Be careful not to confuse the first and second derivatives (I think that is the correct mathematical expression*):
Throughout the 20th century, the global economy was fueled by burning coal to run factories and power plants, and burning oil to move planes, trains and automobiles. The more coal and oil countries burned — and the more planet-warming carbon dioxide they emitted — the higher the economic growth.
And so it seemed logical that any policy to reduce emissions would also push countries into economic decline.
Now there are signs that G.D.P. growth and carbon emissions need not rise in tandem, and that the era of decoupling could be starting. Last year, for the first time in the 40 years since both metrics have been recorded, global G.D.P. grew but global carbon emissions leveled off.
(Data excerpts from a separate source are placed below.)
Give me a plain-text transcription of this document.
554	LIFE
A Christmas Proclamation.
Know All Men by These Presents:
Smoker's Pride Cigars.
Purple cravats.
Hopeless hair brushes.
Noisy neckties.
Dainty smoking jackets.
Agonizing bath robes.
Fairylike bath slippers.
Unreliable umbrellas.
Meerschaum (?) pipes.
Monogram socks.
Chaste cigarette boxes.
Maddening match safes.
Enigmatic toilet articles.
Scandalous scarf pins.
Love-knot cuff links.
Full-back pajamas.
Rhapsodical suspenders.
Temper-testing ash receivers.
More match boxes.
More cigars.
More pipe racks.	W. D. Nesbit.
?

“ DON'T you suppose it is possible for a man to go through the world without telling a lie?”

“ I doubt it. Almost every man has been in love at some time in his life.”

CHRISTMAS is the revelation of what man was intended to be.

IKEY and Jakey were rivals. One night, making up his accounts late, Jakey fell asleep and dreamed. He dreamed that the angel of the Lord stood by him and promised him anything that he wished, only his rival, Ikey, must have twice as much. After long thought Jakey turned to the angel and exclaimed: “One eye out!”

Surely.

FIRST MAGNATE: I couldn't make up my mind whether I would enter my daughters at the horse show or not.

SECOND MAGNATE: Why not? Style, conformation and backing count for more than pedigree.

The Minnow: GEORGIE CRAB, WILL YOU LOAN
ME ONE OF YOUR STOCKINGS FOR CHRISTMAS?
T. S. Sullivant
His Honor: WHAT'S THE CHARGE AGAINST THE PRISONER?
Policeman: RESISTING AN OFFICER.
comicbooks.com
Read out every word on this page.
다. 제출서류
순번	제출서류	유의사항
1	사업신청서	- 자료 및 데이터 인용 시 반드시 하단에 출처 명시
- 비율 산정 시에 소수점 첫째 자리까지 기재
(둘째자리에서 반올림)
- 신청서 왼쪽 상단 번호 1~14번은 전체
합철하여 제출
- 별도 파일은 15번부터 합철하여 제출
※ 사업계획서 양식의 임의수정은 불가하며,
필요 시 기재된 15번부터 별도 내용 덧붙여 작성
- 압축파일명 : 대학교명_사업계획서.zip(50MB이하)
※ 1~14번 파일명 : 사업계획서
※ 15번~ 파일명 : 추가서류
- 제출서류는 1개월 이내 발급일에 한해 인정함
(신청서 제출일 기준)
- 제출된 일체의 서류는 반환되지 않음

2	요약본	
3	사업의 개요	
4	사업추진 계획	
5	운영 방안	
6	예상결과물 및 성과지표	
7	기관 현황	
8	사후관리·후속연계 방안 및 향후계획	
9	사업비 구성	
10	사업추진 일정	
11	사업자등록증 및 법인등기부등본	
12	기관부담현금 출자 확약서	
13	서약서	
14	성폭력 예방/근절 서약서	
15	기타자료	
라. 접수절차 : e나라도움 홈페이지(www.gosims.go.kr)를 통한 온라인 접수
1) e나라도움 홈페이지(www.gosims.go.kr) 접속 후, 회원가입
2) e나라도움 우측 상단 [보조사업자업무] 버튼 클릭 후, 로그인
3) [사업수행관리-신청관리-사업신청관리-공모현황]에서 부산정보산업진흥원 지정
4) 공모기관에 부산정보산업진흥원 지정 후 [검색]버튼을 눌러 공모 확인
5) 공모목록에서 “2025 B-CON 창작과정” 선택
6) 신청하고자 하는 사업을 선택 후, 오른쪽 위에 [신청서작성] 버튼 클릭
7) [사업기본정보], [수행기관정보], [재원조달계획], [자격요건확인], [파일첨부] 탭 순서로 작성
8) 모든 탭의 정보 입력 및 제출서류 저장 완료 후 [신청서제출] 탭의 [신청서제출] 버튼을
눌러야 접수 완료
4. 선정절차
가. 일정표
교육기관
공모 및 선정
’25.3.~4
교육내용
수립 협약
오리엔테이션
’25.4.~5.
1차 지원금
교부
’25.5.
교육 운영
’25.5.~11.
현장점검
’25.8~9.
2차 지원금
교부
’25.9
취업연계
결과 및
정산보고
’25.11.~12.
Economists got excited, but they also acknowledged that it could have been an anomalous blip.
But a study released by the International Energy Agency last month found that the trend continued in 2015. In another study published on Tuesday, Nathaniel Aden, a research fellow at the World Resources Institute, a Washington think tank, found that since the start of the 21st century, 21 countries, including the United States, have already fully decoupled their economic growth from carbon emissions. In those countries, while G.D.P. went up over the past 15 years, carbon pollution went down.
In any single time period, any constraint on economic activity will decrease the amount of economic activity. My guess is that GDP is these countries is increasing more slowly than if they could use as much of the dirty, cheap energy sources as they wanted. In other words, what may have been a 3% growth rate is now 2.5%.
That said, it is not unlikely that long term welfare (e.g., income, health, etc) is greater at 2.5% economic growth (and fewer emissions) than 3%.
*Math update (4/12/16):
Let's say Y is a function of X and Z where Y is production of goods and services, X is dirty energy (coal, oil with emissions positively correlated) and Z is clean (solar, wind). The first derivative (the slope of Y) is positive, dY/dX > 0, meaning that emissions and income are positively related. This relationship hasn't changed. The second derivative, the slope of dY/dX, may have changed from positive to negative. Instead of production increasing at an decreasing rate with emissions (meaning that more and more fuel is needed to production one more unit of output, i.e., diminishing returns), we may now be enjoying production increasing at an increasing rate with dirty energy. But that isn't what is really going on. With the substitutability of X and Z, we're using more Z and less X so it is the cross-partial derivative that is complicating things.
It is still true that a policy that constrains energy use will increase the costs of production in the short run (i.e., until new technology brings down the cost of solar and wind).